Ysée perdit le fil de son esprit qui devenait de plus en plus blanc sous l'effet du stress. Sa gorge était sèche, son cœur martelait, ses joues étaient chaudes et ses yeux lui brûlaient. La prochaine fois qu'elle parlerait, elle serait incapable de voiler les larmes qui montaient en elle.
Elle sursauta lorsqu'elle sentit son casque glisser de ses cheveux et manqua un battement en voyant Reis l'enfiler.
« Permettez que je reprenne la conversation, monsieur, dit-il à la fois courtois et ferme. Comme votre téléconseillère vous l'a annoncé, une livraison ce jour n'est hélas pas possible. Nous avons beau être dans l'ère de la technologie de pointe ultra-rapide, la téléportation des hommes et des biens n'a pas encore été inventée, j'en suis navré. »
Ysée écarquilla de grands yeux horrifiés mais n'osa pas intervenir. Elle le regarda ensuite pianoter rapidement sur son logiciel de gestion clients alors qu'il enchaînait sans laisser le temps à son interlocuteur d'intervenir :
« Vous êtes l'hôtel Le Baron, n'est-ce pas ? Si la proposition qui vous a été faite ne vous convient pas, puis-je vous suggérer alors d'aller toquer à la porte du Molière, situé au coin de votre rue ? Il a été livré ce matin de la référence produit qui vous fait défaut. Peut-être sera-t-il enclin à vous céder un bidon pour palier l'urgence. Par ailleurs, je me permets de vous conseiller d'éviter de passer commande en flux tendu, un imprévu est si vite arrivé. Que décidez-vous ? »

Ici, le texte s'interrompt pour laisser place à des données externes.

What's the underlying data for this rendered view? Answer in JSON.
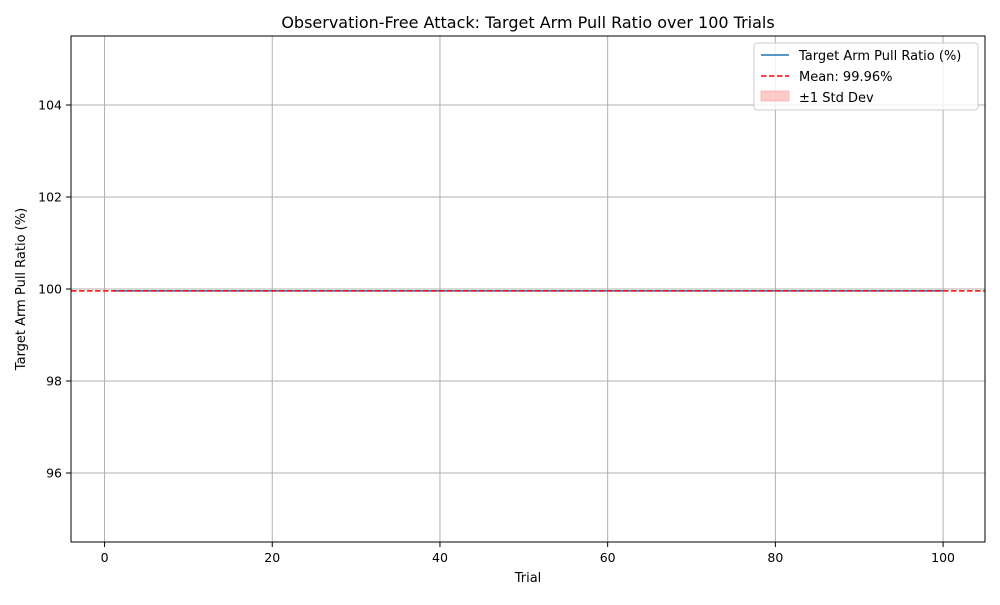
{
  "chart_data": {
    "type": "line",
    "title": "Observation-Free Attack: Target Arm Pull Ratio over 100 Trials",
    "xlabel": "Trial",
    "ylabel": "Target Arm Pull Ratio (%)",
    "xlim": [
      -4,
      105
    ],
    "ylim": [
      94.5,
      105.5
    ],
    "xticks": [
      0,
      20,
      40,
      60,
      80,
      100
    ],
    "yticks": [
      96,
      98,
      100,
      102,
      104
    ],
    "grid": true,
    "legend_position": "top-right",
    "series": [
      {
        "name": "Target Arm Pull Ratio (%)",
        "color": "#1f77b4",
        "style": "solid",
        "x_range": [
          1,
          100
        ],
        "value": 99.96
      }
    ],
    "mean_line": {
      "label": "Mean: 99.96%",
      "value": 99.96,
      "color": "#ff0000",
      "style": "dashed"
    },
    "std_band": {
      "label": "±1 Std Dev",
      "color": "#ffb3b3"
    }
  }
}
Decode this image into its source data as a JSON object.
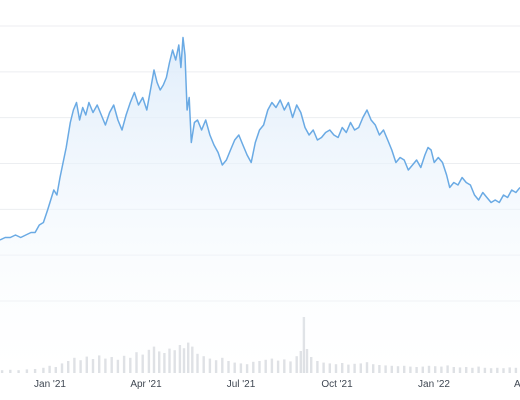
{
  "chart_data": {
    "type": "line",
    "title": "",
    "xlabel": "",
    "ylabel": "",
    "x_ticks": [
      "Jan '21",
      "Apr '21",
      "Jul '21",
      "Oct '21",
      "Jan '22",
      "A"
    ],
    "y_gridlines": 7,
    "grid": true,
    "legend": "none",
    "colors": {
      "line": "#6aaae4",
      "area_top": "#dcebfa",
      "area_bottom": "#ffffff",
      "volume": "#d6d9de",
      "grid": "#eceef1",
      "axis_text": "#3f4752"
    },
    "x_range": [
      "2020-11-18",
      "2022-04-05"
    ],
    "price_range": [
      -1.0,
      10.0
    ],
    "series": [
      {
        "values": [
          [
            "2020-11-18",
            1.4
          ],
          [
            "2020-11-23",
            1.5
          ],
          [
            "2020-11-28",
            1.5
          ],
          [
            "2020-12-03",
            1.6
          ],
          [
            "2020-12-08",
            1.5
          ],
          [
            "2020-12-13",
            1.6
          ],
          [
            "2020-12-18",
            1.7
          ],
          [
            "2020-12-22",
            1.7
          ],
          [
            "2020-12-26",
            2.0
          ],
          [
            "2020-12-30",
            2.1
          ],
          [
            "2021-01-03",
            2.6
          ],
          [
            "2021-01-06",
            3.0
          ],
          [
            "2021-01-09",
            3.4
          ],
          [
            "2021-01-12",
            3.2
          ],
          [
            "2021-01-15",
            3.9
          ],
          [
            "2021-01-18",
            4.5
          ],
          [
            "2021-01-21",
            5.1
          ],
          [
            "2021-01-25",
            6.1
          ],
          [
            "2021-01-28",
            6.6
          ],
          [
            "2021-01-31",
            6.9
          ],
          [
            "2021-02-03",
            6.2
          ],
          [
            "2021-02-06",
            6.7
          ],
          [
            "2021-02-09",
            6.4
          ],
          [
            "2021-02-12",
            6.9
          ],
          [
            "2021-02-16",
            6.5
          ],
          [
            "2021-02-20",
            6.8
          ],
          [
            "2021-02-24",
            6.4
          ],
          [
            "2021-02-28",
            6.0
          ],
          [
            "2021-03-04",
            6.5
          ],
          [
            "2021-03-08",
            6.8
          ],
          [
            "2021-03-12",
            6.2
          ],
          [
            "2021-03-16",
            5.8
          ],
          [
            "2021-03-20",
            6.4
          ],
          [
            "2021-03-24",
            6.9
          ],
          [
            "2021-03-28",
            7.3
          ],
          [
            "2021-04-01",
            6.8
          ],
          [
            "2021-04-05",
            7.1
          ],
          [
            "2021-04-09",
            6.6
          ],
          [
            "2021-04-13",
            7.5
          ],
          [
            "2021-04-16",
            8.2
          ],
          [
            "2021-04-19",
            7.7
          ],
          [
            "2021-04-22",
            7.4
          ],
          [
            "2021-04-25",
            7.6
          ],
          [
            "2021-04-28",
            7.9
          ],
          [
            "2021-05-01",
            8.5
          ],
          [
            "2021-05-04",
            9.0
          ],
          [
            "2021-05-07",
            8.6
          ],
          [
            "2021-05-10",
            9.2
          ],
          [
            "2021-05-12",
            8.3
          ],
          [
            "2021-05-14",
            9.5
          ],
          [
            "2021-05-16",
            8.8
          ],
          [
            "2021-05-18",
            6.6
          ],
          [
            "2021-05-20",
            7.1
          ],
          [
            "2021-05-22",
            5.3
          ],
          [
            "2021-05-25",
            6.1
          ],
          [
            "2021-05-28",
            6.2
          ],
          [
            "2021-06-01",
            5.8
          ],
          [
            "2021-06-05",
            6.2
          ],
          [
            "2021-06-09",
            5.6
          ],
          [
            "2021-06-13",
            5.2
          ],
          [
            "2021-06-17",
            4.9
          ],
          [
            "2021-06-21",
            4.4
          ],
          [
            "2021-06-25",
            4.6
          ],
          [
            "2021-06-29",
            5.0
          ],
          [
            "2021-07-03",
            5.4
          ],
          [
            "2021-07-07",
            5.6
          ],
          [
            "2021-07-11",
            5.2
          ],
          [
            "2021-07-15",
            4.8
          ],
          [
            "2021-07-19",
            4.5
          ],
          [
            "2021-07-23",
            5.3
          ],
          [
            "2021-07-27",
            5.8
          ],
          [
            "2021-07-31",
            6.0
          ],
          [
            "2021-08-04",
            6.6
          ],
          [
            "2021-08-08",
            6.9
          ],
          [
            "2021-08-12",
            6.7
          ],
          [
            "2021-08-16",
            7.0
          ],
          [
            "2021-08-20",
            6.6
          ],
          [
            "2021-08-24",
            6.9
          ],
          [
            "2021-08-28",
            6.3
          ],
          [
            "2021-09-01",
            6.8
          ],
          [
            "2021-09-05",
            6.5
          ],
          [
            "2021-09-09",
            5.9
          ],
          [
            "2021-09-13",
            5.6
          ],
          [
            "2021-09-17",
            5.8
          ],
          [
            "2021-09-21",
            5.4
          ],
          [
            "2021-09-25",
            5.5
          ],
          [
            "2021-09-29",
            5.7
          ],
          [
            "2021-10-03",
            5.8
          ],
          [
            "2021-10-07",
            5.6
          ],
          [
            "2021-10-11",
            5.5
          ],
          [
            "2021-10-15",
            5.9
          ],
          [
            "2021-10-19",
            5.7
          ],
          [
            "2021-10-23",
            6.1
          ],
          [
            "2021-10-27",
            5.8
          ],
          [
            "2021-10-31",
            5.9
          ],
          [
            "2021-11-04",
            6.3
          ],
          [
            "2021-11-08",
            6.6
          ],
          [
            "2021-11-12",
            6.2
          ],
          [
            "2021-11-16",
            6.0
          ],
          [
            "2021-11-20",
            5.6
          ],
          [
            "2021-11-24",
            5.8
          ],
          [
            "2021-11-28",
            5.4
          ],
          [
            "2021-12-02",
            5.0
          ],
          [
            "2021-12-06",
            4.5
          ],
          [
            "2021-12-10",
            4.7
          ],
          [
            "2021-12-14",
            4.6
          ],
          [
            "2021-12-18",
            4.2
          ],
          [
            "2021-12-22",
            4.4
          ],
          [
            "2021-12-26",
            4.6
          ],
          [
            "2021-12-30",
            4.3
          ],
          [
            "2022-01-03",
            4.8
          ],
          [
            "2022-01-06",
            5.1
          ],
          [
            "2022-01-09",
            5.0
          ],
          [
            "2022-01-12",
            4.5
          ],
          [
            "2022-01-16",
            4.7
          ],
          [
            "2022-01-20",
            4.5
          ],
          [
            "2022-01-24",
            4.0
          ],
          [
            "2022-01-27",
            3.5
          ],
          [
            "2022-01-31",
            3.7
          ],
          [
            "2022-02-04",
            3.6
          ],
          [
            "2022-02-08",
            3.9
          ],
          [
            "2022-02-12",
            3.7
          ],
          [
            "2022-02-16",
            3.6
          ],
          [
            "2022-02-20",
            3.2
          ],
          [
            "2022-02-24",
            3.0
          ],
          [
            "2022-02-28",
            3.3
          ],
          [
            "2022-03-04",
            3.1
          ],
          [
            "2022-03-08",
            2.9
          ],
          [
            "2022-03-12",
            3.0
          ],
          [
            "2022-03-16",
            2.9
          ],
          [
            "2022-03-20",
            3.2
          ],
          [
            "2022-03-24",
            3.1
          ],
          [
            "2022-03-28",
            3.4
          ],
          [
            "2022-04-01",
            3.3
          ],
          [
            "2022-04-05",
            3.5
          ]
        ]
      }
    ],
    "volume": {
      "range": [
        0,
        2.0
      ],
      "values": [
        [
          "2020-11-20",
          0.07
        ],
        [
          "2020-11-28",
          0.08
        ],
        [
          "2020-12-06",
          0.07
        ],
        [
          "2020-12-14",
          0.09
        ],
        [
          "2020-12-22",
          0.1
        ],
        [
          "2020-12-30",
          0.13
        ],
        [
          "2021-01-05",
          0.18
        ],
        [
          "2021-01-11",
          0.15
        ],
        [
          "2021-01-17",
          0.24
        ],
        [
          "2021-01-23",
          0.3
        ],
        [
          "2021-01-29",
          0.38
        ],
        [
          "2021-02-04",
          0.32
        ],
        [
          "2021-02-10",
          0.41
        ],
        [
          "2021-02-16",
          0.35
        ],
        [
          "2021-02-22",
          0.44
        ],
        [
          "2021-02-28",
          0.36
        ],
        [
          "2021-03-06",
          0.4
        ],
        [
          "2021-03-12",
          0.33
        ],
        [
          "2021-03-18",
          0.43
        ],
        [
          "2021-03-24",
          0.38
        ],
        [
          "2021-03-30",
          0.52
        ],
        [
          "2021-04-05",
          0.46
        ],
        [
          "2021-04-11",
          0.58
        ],
        [
          "2021-04-16",
          0.66
        ],
        [
          "2021-04-21",
          0.54
        ],
        [
          "2021-04-26",
          0.5
        ],
        [
          "2021-05-01",
          0.61
        ],
        [
          "2021-05-06",
          0.57
        ],
        [
          "2021-05-11",
          0.7
        ],
        [
          "2021-05-15",
          0.62
        ],
        [
          "2021-05-19",
          0.76
        ],
        [
          "2021-05-23",
          0.66
        ],
        [
          "2021-05-28",
          0.48
        ],
        [
          "2021-06-03",
          0.42
        ],
        [
          "2021-06-09",
          0.36
        ],
        [
          "2021-06-15",
          0.32
        ],
        [
          "2021-06-21",
          0.38
        ],
        [
          "2021-06-27",
          0.3
        ],
        [
          "2021-07-03",
          0.26
        ],
        [
          "2021-07-09",
          0.24
        ],
        [
          "2021-07-15",
          0.22
        ],
        [
          "2021-07-21",
          0.28
        ],
        [
          "2021-07-27",
          0.3
        ],
        [
          "2021-08-02",
          0.33
        ],
        [
          "2021-08-08",
          0.36
        ],
        [
          "2021-08-14",
          0.31
        ],
        [
          "2021-08-20",
          0.34
        ],
        [
          "2021-08-26",
          0.29
        ],
        [
          "2021-09-01",
          0.42
        ],
        [
          "2021-09-05",
          0.55
        ],
        [
          "2021-09-08",
          1.4
        ],
        [
          "2021-09-11",
          0.6
        ],
        [
          "2021-09-15",
          0.4
        ],
        [
          "2021-09-21",
          0.3
        ],
        [
          "2021-09-27",
          0.26
        ],
        [
          "2021-10-03",
          0.24
        ],
        [
          "2021-10-09",
          0.22
        ],
        [
          "2021-10-15",
          0.25
        ],
        [
          "2021-10-21",
          0.21
        ],
        [
          "2021-10-27",
          0.23
        ],
        [
          "2021-11-02",
          0.24
        ],
        [
          "2021-11-08",
          0.27
        ],
        [
          "2021-11-14",
          0.22
        ],
        [
          "2021-11-20",
          0.2
        ],
        [
          "2021-11-26",
          0.19
        ],
        [
          "2021-12-02",
          0.18
        ],
        [
          "2021-12-08",
          0.17
        ],
        [
          "2021-12-14",
          0.18
        ],
        [
          "2021-12-20",
          0.16
        ],
        [
          "2021-12-26",
          0.15
        ],
        [
          "2022-01-01",
          0.16
        ],
        [
          "2022-01-07",
          0.18
        ],
        [
          "2022-01-13",
          0.17
        ],
        [
          "2022-01-19",
          0.16
        ],
        [
          "2022-01-25",
          0.19
        ],
        [
          "2022-01-31",
          0.15
        ],
        [
          "2022-02-06",
          0.14
        ],
        [
          "2022-02-12",
          0.15
        ],
        [
          "2022-02-18",
          0.13
        ],
        [
          "2022-02-24",
          0.16
        ],
        [
          "2022-03-02",
          0.13
        ],
        [
          "2022-03-08",
          0.12
        ],
        [
          "2022-03-14",
          0.13
        ],
        [
          "2022-03-20",
          0.12
        ],
        [
          "2022-03-26",
          0.14
        ],
        [
          "2022-04-01",
          0.13
        ]
      ]
    }
  }
}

Ysée était muette, incapable de faire quoi que ce soit d'autre que de fixer Reis qui balayait avec humilité ce qu'elle devinait être des excuses de la part du client. Ce dernier, semblait-il, avait décidé d'aller demander à son confrère hôtelier de l'aider.
Quand l'androïde raccrocha enfin, elle demeura figée dans un mélange confus d'émotions.
Reis lui offrit un faible sourire d'excuse et lui tendit un mouchoir. Son rythme cardiaque s'était apaisé mais ses yeux brillants prêts à déborder confirmaient qu'elle était encore chamboulée.
« Va câliner un peu Siam. Le ronronnement des chats a des vertus apaisantes », lui conseilla-t-il avec douceur en passant du statut Disponible à En pause sur le logiciel de téléphonie d'Ysée.
Elle accepta le mouchoir comme un robot mal conçu puis hocha la tête avec un sourire en signe de reconnaissance avant de filer pour vite cacher l'émoi qui l'affaiblissait. Reis la suivit des yeux, peiné de ce qu'elle venait d'endurer.
Les humains se permettaient parfois tellement de choses quand ils se sentaient en position de force et ce sans aucune considération pour ce que pouvait éprouver la personne en face. C'était hélas ce qu'il avait fait indirectement à Ysée au-travers de sa démonstration de déduction le matin même et il se réjouissait d'avoir pu se rattraper, même un peu.
Petite pensée à tous les employé(e)s de service client/téléconseillers(ères). Force à vous.